25 Jahre Städtepartnerschaft zwischen Vils und Marktredwitz

Die Delegation der Stadträte aus Marktredwitz zusammen mit ihren Kollegen aus Vils. RS-Foto. Claus

„Internationale Verbindung“ bei gemeinsamer Feier bekräftigt

Die Verbindung zwischen der oberfränkischen Stadt Marktredwitz und der einzigen Stadt im Außerfern, Vils, hat einen geschichtlichen Hintergrund: erst im Jahr 1816 kam Vils für das ehemals österreichisch-böhmische Marktredwitz zu Tirol und umgekehrt Marktredwitz zum Königreich Bayern. Daraus entstand um 1960 zunächst eine Freundschaft, die vor 25 Jahren mit einer Städtepartnerschaft besiegelt wurde.
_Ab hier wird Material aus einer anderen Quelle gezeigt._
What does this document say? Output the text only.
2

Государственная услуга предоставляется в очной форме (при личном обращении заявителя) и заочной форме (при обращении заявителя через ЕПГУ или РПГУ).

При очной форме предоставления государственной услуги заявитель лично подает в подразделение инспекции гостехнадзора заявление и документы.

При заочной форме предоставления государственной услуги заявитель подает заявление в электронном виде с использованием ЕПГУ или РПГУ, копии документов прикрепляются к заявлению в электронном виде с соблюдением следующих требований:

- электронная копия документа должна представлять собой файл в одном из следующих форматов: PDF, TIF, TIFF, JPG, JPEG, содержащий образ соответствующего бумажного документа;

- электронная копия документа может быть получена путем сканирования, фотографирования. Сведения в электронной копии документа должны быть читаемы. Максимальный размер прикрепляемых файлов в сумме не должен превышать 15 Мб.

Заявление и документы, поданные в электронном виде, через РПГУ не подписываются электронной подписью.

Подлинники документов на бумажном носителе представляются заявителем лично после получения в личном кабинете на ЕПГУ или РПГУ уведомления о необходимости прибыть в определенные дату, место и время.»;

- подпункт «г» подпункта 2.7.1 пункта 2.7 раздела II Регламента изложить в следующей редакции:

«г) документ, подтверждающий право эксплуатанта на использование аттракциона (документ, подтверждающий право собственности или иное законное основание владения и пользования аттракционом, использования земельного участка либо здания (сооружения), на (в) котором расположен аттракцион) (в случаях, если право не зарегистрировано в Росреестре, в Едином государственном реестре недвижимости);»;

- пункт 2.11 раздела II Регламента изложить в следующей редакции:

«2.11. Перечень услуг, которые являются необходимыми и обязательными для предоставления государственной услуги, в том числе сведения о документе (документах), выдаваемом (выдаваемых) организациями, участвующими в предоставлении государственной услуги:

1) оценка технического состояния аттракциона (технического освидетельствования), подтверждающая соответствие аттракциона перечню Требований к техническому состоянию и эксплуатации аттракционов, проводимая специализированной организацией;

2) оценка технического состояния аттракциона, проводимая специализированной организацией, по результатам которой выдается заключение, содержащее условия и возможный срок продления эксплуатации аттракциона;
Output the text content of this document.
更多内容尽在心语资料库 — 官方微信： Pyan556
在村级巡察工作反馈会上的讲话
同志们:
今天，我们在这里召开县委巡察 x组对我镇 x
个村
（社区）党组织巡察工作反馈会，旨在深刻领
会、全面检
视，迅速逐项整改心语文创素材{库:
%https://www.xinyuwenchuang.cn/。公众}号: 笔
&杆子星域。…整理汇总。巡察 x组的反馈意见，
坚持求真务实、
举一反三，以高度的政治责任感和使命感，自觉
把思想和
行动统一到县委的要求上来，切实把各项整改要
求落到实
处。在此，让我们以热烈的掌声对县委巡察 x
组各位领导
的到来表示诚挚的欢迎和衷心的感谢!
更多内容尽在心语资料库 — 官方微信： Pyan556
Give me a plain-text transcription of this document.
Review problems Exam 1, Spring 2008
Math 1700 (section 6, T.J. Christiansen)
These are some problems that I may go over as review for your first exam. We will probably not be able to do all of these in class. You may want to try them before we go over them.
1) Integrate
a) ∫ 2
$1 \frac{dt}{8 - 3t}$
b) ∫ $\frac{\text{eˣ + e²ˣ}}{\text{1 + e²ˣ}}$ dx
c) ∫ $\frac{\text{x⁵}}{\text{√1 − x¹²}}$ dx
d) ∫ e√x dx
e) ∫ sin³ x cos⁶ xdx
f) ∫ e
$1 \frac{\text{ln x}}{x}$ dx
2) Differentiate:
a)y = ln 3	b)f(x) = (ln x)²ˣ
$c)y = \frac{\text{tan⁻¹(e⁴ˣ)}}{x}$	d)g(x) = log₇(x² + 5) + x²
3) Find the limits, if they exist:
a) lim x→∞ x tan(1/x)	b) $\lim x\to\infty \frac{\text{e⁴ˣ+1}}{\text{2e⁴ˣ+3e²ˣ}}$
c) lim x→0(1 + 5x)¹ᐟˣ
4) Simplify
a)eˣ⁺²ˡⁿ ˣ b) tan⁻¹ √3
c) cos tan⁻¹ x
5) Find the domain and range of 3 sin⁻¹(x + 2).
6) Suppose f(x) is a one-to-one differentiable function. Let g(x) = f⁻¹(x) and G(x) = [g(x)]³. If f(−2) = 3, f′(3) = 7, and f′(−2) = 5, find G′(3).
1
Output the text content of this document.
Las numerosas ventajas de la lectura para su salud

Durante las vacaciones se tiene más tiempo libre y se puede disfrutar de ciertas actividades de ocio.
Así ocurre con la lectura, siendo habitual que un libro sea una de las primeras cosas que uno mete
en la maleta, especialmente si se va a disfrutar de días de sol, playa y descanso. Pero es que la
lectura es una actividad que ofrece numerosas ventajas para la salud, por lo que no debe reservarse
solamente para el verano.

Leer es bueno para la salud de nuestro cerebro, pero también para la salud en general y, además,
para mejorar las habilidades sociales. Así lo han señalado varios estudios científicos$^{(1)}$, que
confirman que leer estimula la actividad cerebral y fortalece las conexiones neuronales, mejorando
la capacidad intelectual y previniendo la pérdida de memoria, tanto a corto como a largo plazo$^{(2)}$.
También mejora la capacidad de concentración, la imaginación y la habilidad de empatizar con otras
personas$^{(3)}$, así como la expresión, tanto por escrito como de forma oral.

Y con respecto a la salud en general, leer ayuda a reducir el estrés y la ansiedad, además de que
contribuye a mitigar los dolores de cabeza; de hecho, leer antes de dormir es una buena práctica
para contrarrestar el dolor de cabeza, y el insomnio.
Aus diesem Anlass trafen sich am Wochenende die jeweiligen Stadträte und Vertreter von Vereinen, um dieses Jubiläum gebührend zu feiern. Im Maura-Saal oberhalb der Brauerei des Vilser Bergbräus betonte der Vilser Bürgermeister und überzeugte Europäer, Günter Keller die gewachsene Freundschaft auf „internationaler“ Ebene. „Obwohl die Dimensionen sehr unterschiedlich sind (Marktredwitz hat 17.000 und Vils 1.700 Einwohner), ist das Verständnis untereinander vorbildlich“, stellte er fest. Zugleich stellte er die Frage, ob Städtepartnerschaften heute noch Sinn machen. Man müsse – um eine wirkliche Partnerschaft zu erreichen – diese leben und junge Menschen dafür begeistern. „In einer Zeit wie heute, wo Entwicklungen in Europa eher unklar sind, komme es auf Menschen an, die bereit sind, für manche Dinge die Blickrichtung zu ändern und Argumente auch von der anderen Seite zu betrachten.“ „Städtepartnerschaften sind für das Zusammenwachsen Europas wichtig und unbestritten“, erwiderte Horst Geißel, zweiter Bürgermeister von Marktredwitz. Er wies auf die vielen gegenseitigen Besuche hin, hier hätten sich über Jahrzehnte Bekanntschaften und Freundschaften entwickelt, die nach wie vor Bestand haben.
Das Entscheidende sei, miteinander ins Gespräch zu kommen, andere Sichtweisen kennenzulernen und er erinnerte an Momente, bei denen nicht unbedingt kommunale, sondern kulturelle Aspekte im Vordergrund standen.
Zu den Aktivitäten gehörten unter anderen der gegenseitige Besuch von Abordnungen der Feuerwehr, von Lehrkräften sowie von Chören aus Vils.
In seinem Rückblick erinnerte er auch an Otto Erd, der als Bürgermeister ein wichtiger Motor für die Städtepartnerschaft war und auch noch heute ein großer Freund der Gemeinschaft ist.
„Besonders hat uns gefreut, als er vor kurzem, gemeinsam mit Altbürgermeister Reinhard Walk, als Überraschungsgast unser Altstadtfest besucht hat“, sagte er.
Auf dem Programm für die Marktredwitzer Gäste stand am Samstag ein Besuch der Vilser Alm sowie am Abend die Teilnahme an der „Nacht der Blasmusik“ im Festzelt am Eisplatz.